When using terrain in a StreamingEnabled game, it looks corrupted in certain cases (low-memory, I presume). With the new memory limit emulator in Studio this can be reliably reproduced, but this happens on real devices a lot too.
Reproducing/illustrating with an example;
Put this script in ServerScriptService on a baseplate, then enable StreamingEnabled in Workspace (default settings), then run the game.
local material, occupancy = {}, {}
math.randomseed(0)
for x = 1, 100 do
material[x] = {{}}
occupancy[x] = {{}}
for z = 1, 100 do
local spawn_water = math.random() < 0.5
material[x][1][z] = spawn_water and Enum.Material.Water or Enum.Material.Air
occupancy[x][1][z] = spawn_water and 1 or 0
end
end
workspace.Terrain:WriteVoxels(Region3.new(Vector3.new(), Vector3.new(400, 4, 400)), 4, material, occupancy)
If you have enough memory (or use the emulator with a high memory setting, such a 64 GB), it’ll look correct:
With a lower memory setting (even 8 GB is too little?), or simply one of the phone/tablet options:
Notice the inverted normals, random slices of disconnected geometry and in general inaccurate geometry, even close to the player. In real games it can look very, very corrupted, with spikes all over the place, depending on the terrain.

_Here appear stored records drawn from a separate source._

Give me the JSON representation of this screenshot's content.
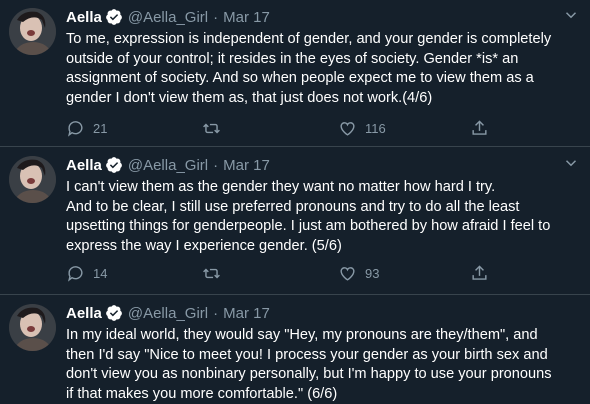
{
  "tweets": [
    {
      "name": "Aella",
      "handle": "@Aella_Girl",
      "date": "Mar 17",
      "text": "To me, expression is independent of gender, and your gender is completely\noutside of your control; it resides in the eyes of society. Gender *is* an\nassignment of society. And so when people expect me to view them as a\ngender I don't view them as, that just does not work.(4/6)",
      "replies": "21",
      "retweets": "",
      "likes": "116"
    },
    {
      "name": "Aella",
      "handle": "@Aella_Girl",
      "date": "Mar 17",
      "text": "I can't view them as the gender they want no matter how hard I try.\nAnd to be clear, I still use preferred pronouns and try to do all the least\nupsetting things for genderpeople. I just am bothered by how afraid I feel to\nexpress the way I experience gender. (5/6)",
      "replies": "14",
      "retweets": "",
      "likes": "93"
    },
    {
      "name": "Aella",
      "handle": "@Aella_Girl",
      "date": "Mar 17",
      "text": "In my ideal world, they would say \"Hey, my pronouns are they/them\", and\nthen I'd say \"Nice to meet you! I process your gender as your birth sex and\ndon't view you as nonbinary personally, but I'm happy to use your pronouns\nif that makes you more comfortable.\" (6/6)",
      "replies": "",
      "retweets": "",
      "likes": ""
    }
  ],
  "icons": {
    "verified": "verified-badge-icon",
    "caret": "chevron-down-icon",
    "reply": "reply-icon",
    "retweet": "retweet-icon",
    "like": "heart-icon",
    "share": "share-icon"
  },
  "colors": {
    "background": "#15202b",
    "secondary_text": "#8899a6",
    "verified": "#1da1f2",
    "divider": "#38444d"
  }
}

The appearance will change as the terrain changes too, or as you move around:
The terrain material does not matter. Collisions will continue working correctly. Even moving into it will not load higher quality/correct visual geometry either.
Disabling StreamingEnabled will prevent this issue from occurring.
This started happening about 2 months ago.
This was tested on Windows 10, but this issue seems to occur on all devices (at least on Windows 10 and iOS).